Prandial relates to a meal. Postprandial (from post prandium) means after eating a meal, while preprandial is before a meal.

Usages of postprandial

The term postprandial is used in many contexts.

Gastronomic or social
Refers to activities performed after a meal, such as drinking cocktails or smoking.

Medical
A common use is in relation to blood sugar (or blood glucose) levels, which are normally measured 2 hours after and before eating in a postprandial glucose test. This is because blood glucose levels usually rise after a meal. The American Diabetes Association recommends a postprandial glucose level under 180 mg/dl and a preprandial plasma glucose between 70 and 130 mg/dl.

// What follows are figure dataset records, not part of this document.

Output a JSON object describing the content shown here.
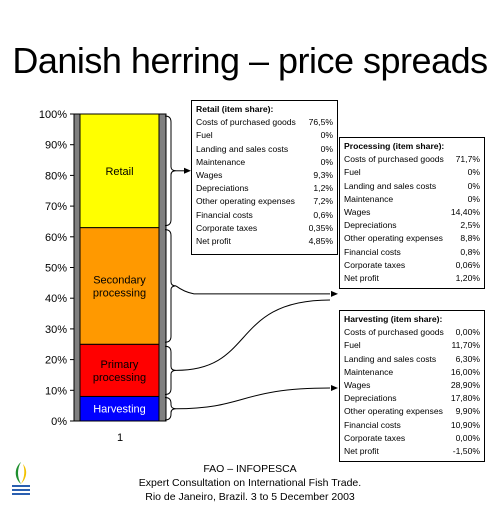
{
  "title": "Danish herring – price spreads",
  "chart_data": {
    "type": "bar",
    "stacked": true,
    "categories": [
      "1"
    ],
    "ylim": [
      0,
      100
    ],
    "yticks": [
      "0%",
      "10%",
      "20%",
      "30%",
      "40%",
      "50%",
      "60%",
      "70%",
      "80%",
      "90%",
      "100%"
    ],
    "series": [
      {
        "name": "Harvesting",
        "values": [
          8
        ]
      },
      {
        "name": "Primary processing",
        "values": [
          17
        ]
      },
      {
        "name": "Secondary processing",
        "values": [
          38
        ]
      },
      {
        "name": "Retail",
        "values": [
          37
        ]
      }
    ]
  },
  "colors": {
    "Harvesting": "#0000ff",
    "Primary processing": "#ff0000",
    "Secondary processing": "#ff9900",
    "Retail": "#ffff00",
    "bar_wall": "#808080"
  },
  "boxes": {
    "retail": {
      "title": "Retail (item share):",
      "rows": [
        [
          "Costs of purchased goods",
          "76,5%"
        ],
        [
          "Fuel",
          "0%"
        ],
        [
          "Landing and sales costs",
          "0%"
        ],
        [
          "Maintenance",
          "0%"
        ],
        [
          "Wages",
          "9,3%"
        ],
        [
          "Depreciations",
          "1,2%"
        ],
        [
          "Other operating expenses",
          "7,2%"
        ],
        [
          "Financial costs",
          "0,6%"
        ],
        [
          "Corporate taxes",
          "0,35%"
        ],
        [
          "Net profit",
          "4,85%"
        ]
      ]
    },
    "processing": {
      "title": "Processing (item share):",
      "rows": [
        [
          "Costs of purchased goods",
          "71,7%"
        ],
        [
          "Fuel",
          "0%"
        ],
        [
          "Landing and sales costs",
          "0%"
        ],
        [
          "Maintenance",
          "0%"
        ],
        [
          "Wages",
          "14,40%"
        ],
        [
          "Depreciations",
          "2,5%"
        ],
        [
          "Other operating expenses",
          "8,8%"
        ],
        [
          "Financial costs",
          "0,8%"
        ],
        [
          "Corporate taxes",
          "0,06%"
        ],
        [
          "Net profit",
          "1,20%"
        ]
      ]
    },
    "harvesting": {
      "title": "Harvesting (item share):",
      "rows": [
        [
          "Costs of purchased goods",
          "0,00%"
        ],
        [
          "Fuel",
          "11,70%"
        ],
        [
          "Landing and sales costs",
          "6,30%"
        ],
        [
          "Maintenance",
          "16,00%"
        ],
        [
          "Wages",
          "28,90%"
        ],
        [
          "Depreciations",
          "17,80%"
        ],
        [
          "Other operating expenses",
          "9,90%"
        ],
        [
          "Financial costs",
          "10,90%"
        ],
        [
          "Corporate taxes",
          "0,00%"
        ],
        [
          "Net profit",
          "-1,50%"
        ]
      ]
    }
  },
  "footer": {
    "line1": "FAO – INFOPESCA",
    "line2": "Expert Consultation on International Fish Trade.",
    "line3": "Rio de Janeiro, Brazil. 3 to 5 December 2003"
  }
}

Other uses of postprandial include:

 Postprandial dip is a mild decrease in blood sugar after eating a big meal.
 Postprandial hyperglycemia (PPHG) is high blood sugar following a meal. It can be evaluated in a postprandial glucose test.
 Postprandial hypotension is a drastic decline in blood pressure which happens after eating a meal.
 Postprandial regurgitation is a unique symptom of rumination syndrome.
 Postprandial thermogenesis is heat production due to metabolism after a meal, temporarily increasing the metabolic rate.
 Postprandial abdominal distension usually refers to bloating of the abdomen following a meal, especially a large one. It is generally harmless, but tends to be uncomfortable. Instances of its sudden onset or prolonged duration can, however, be symptoms of certain severe adverse gastro-intestinal conditions such as irritable bowel disease.Postprandial abdominal distension is also a documented side effect of some medications.

Processes
In the postprandium, there is digestion of food in the gastrointestinal tract, followed by uptake and various metabolic processes, mainly anabolic ones (building organic molecules from smaller units). The postprandium is characterized by an increased activity of the parasympathetic nervous system, putting the body in a state of "rest and digest".